With this project the breadth and versatility of DAI’s undertakings reveals itself. If there is one ritual that triggers social and cultural exchange it is eating. During the DoorsEast conference DAI mentor Debra Solomon extended her Nomadic Banquet http://nomadicbanquet.dutchartinstitute.nl project into the streets of New Delhi. Together with Indian DoorsEast attendees and DAI participants Solomon explored the New Delhi world of street food and unraveled the intricate fabric of food production and transaction.
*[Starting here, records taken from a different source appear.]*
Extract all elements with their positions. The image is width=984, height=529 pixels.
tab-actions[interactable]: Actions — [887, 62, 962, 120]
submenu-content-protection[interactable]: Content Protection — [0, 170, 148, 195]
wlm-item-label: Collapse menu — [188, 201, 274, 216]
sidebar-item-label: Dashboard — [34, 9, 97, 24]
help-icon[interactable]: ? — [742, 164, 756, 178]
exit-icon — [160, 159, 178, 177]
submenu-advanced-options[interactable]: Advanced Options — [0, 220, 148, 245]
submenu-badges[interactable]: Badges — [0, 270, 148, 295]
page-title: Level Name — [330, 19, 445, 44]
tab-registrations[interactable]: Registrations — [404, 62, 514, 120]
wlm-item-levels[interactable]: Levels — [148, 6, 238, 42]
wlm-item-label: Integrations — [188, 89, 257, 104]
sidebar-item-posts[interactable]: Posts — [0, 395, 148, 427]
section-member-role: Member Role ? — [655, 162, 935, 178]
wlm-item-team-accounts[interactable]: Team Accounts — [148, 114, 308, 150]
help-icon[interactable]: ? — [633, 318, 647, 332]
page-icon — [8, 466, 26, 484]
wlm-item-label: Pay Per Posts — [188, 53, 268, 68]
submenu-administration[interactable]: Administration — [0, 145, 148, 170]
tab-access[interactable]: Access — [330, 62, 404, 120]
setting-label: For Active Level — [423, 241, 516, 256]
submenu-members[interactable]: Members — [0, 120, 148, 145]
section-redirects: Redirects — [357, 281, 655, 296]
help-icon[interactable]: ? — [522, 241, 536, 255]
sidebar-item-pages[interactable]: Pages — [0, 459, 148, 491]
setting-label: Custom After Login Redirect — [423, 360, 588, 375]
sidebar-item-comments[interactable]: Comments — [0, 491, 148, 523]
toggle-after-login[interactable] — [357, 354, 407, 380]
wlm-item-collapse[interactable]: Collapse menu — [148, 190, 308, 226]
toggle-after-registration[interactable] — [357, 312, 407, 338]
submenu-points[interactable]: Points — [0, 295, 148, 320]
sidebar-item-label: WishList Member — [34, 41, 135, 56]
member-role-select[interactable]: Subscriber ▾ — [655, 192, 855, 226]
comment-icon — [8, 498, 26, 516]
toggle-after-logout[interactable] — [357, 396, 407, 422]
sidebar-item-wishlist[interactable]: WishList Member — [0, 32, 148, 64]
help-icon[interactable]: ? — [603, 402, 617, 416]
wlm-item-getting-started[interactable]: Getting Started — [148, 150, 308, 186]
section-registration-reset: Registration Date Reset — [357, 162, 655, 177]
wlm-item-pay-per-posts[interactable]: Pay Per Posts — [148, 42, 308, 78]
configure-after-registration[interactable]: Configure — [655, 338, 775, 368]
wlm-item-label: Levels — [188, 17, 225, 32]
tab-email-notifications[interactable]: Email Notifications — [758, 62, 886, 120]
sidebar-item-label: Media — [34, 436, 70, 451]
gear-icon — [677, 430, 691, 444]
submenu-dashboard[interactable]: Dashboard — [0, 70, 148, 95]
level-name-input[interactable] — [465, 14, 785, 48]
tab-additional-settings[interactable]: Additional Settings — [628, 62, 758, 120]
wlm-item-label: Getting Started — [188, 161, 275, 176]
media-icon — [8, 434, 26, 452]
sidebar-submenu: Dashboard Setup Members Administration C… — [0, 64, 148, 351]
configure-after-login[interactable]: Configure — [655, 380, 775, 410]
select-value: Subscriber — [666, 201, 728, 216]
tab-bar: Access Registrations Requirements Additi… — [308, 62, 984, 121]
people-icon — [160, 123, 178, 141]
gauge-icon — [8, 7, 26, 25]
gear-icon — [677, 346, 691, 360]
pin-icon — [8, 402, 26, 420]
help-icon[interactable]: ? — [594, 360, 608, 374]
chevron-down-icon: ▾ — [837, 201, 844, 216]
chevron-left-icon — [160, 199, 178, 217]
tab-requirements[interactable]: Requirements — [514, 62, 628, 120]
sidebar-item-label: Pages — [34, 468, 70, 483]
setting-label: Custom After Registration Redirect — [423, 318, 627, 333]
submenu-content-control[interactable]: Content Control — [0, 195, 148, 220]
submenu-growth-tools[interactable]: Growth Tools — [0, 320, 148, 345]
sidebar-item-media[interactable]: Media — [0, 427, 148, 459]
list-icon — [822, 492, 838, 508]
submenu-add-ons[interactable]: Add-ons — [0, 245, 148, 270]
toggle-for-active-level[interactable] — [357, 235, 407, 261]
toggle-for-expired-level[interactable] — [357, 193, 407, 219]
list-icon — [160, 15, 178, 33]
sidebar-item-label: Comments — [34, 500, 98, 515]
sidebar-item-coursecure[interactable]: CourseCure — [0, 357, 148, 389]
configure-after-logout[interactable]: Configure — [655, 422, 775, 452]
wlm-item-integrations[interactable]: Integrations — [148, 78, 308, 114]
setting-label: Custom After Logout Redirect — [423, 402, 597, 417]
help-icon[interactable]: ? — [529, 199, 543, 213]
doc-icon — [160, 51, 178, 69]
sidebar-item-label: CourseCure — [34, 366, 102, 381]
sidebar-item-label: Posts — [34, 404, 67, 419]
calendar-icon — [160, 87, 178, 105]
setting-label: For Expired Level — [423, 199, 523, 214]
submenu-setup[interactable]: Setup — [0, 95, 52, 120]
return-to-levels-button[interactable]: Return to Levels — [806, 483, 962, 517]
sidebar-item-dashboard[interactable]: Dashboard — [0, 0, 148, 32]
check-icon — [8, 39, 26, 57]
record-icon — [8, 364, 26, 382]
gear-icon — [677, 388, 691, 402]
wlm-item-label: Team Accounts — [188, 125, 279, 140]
In this edition of the Nomadic Banquet it was not so much the ‘hardware’ that was investigated, although some baffling ‘hardware solutions’ were encountered. The core analysis was rather pointed at the intuitive efficiency and social wealth of the street food vendor network. Johan Akkerman took part in Nomadic Banquet and focused on one specific New Delhi locality where several street food vendors are based. Through mapping and portraying this locality he discovered the inherent value of the street food vendors’ wide social network and the way it generates relationships that go far beyond the core activity of preparing, selling, buying and eating food.

Having taken part in Nomadic Banquet definitively has broadened Akkerman’s scope. Inevitably his New Delhi experiences lead to an intensified and broader relationship with any biotope he wants to leave his imprint in. In that respect Nomadic Banquet’s chief accomplishment is the way art and design can become a meaningful blend of ‘questions asked’ and ‘answers formulated’. Happily this also manifests itself in the way Akkerman successfully has questioned and enriched his initial assumptions and ongoing ideals in the course of two years at the Dutch Art Institute. Now the time has come to investigate further the relationship between ‘questions asked’ and ‘answers formulated’ in order to become a truly valuable actor in the public domain, wherever, whenever.
Wasn’t it that famous boxing promoter with outrageously frizzled hair who said repeatedly: “Watch that kid - we’re gonna hear more from him”?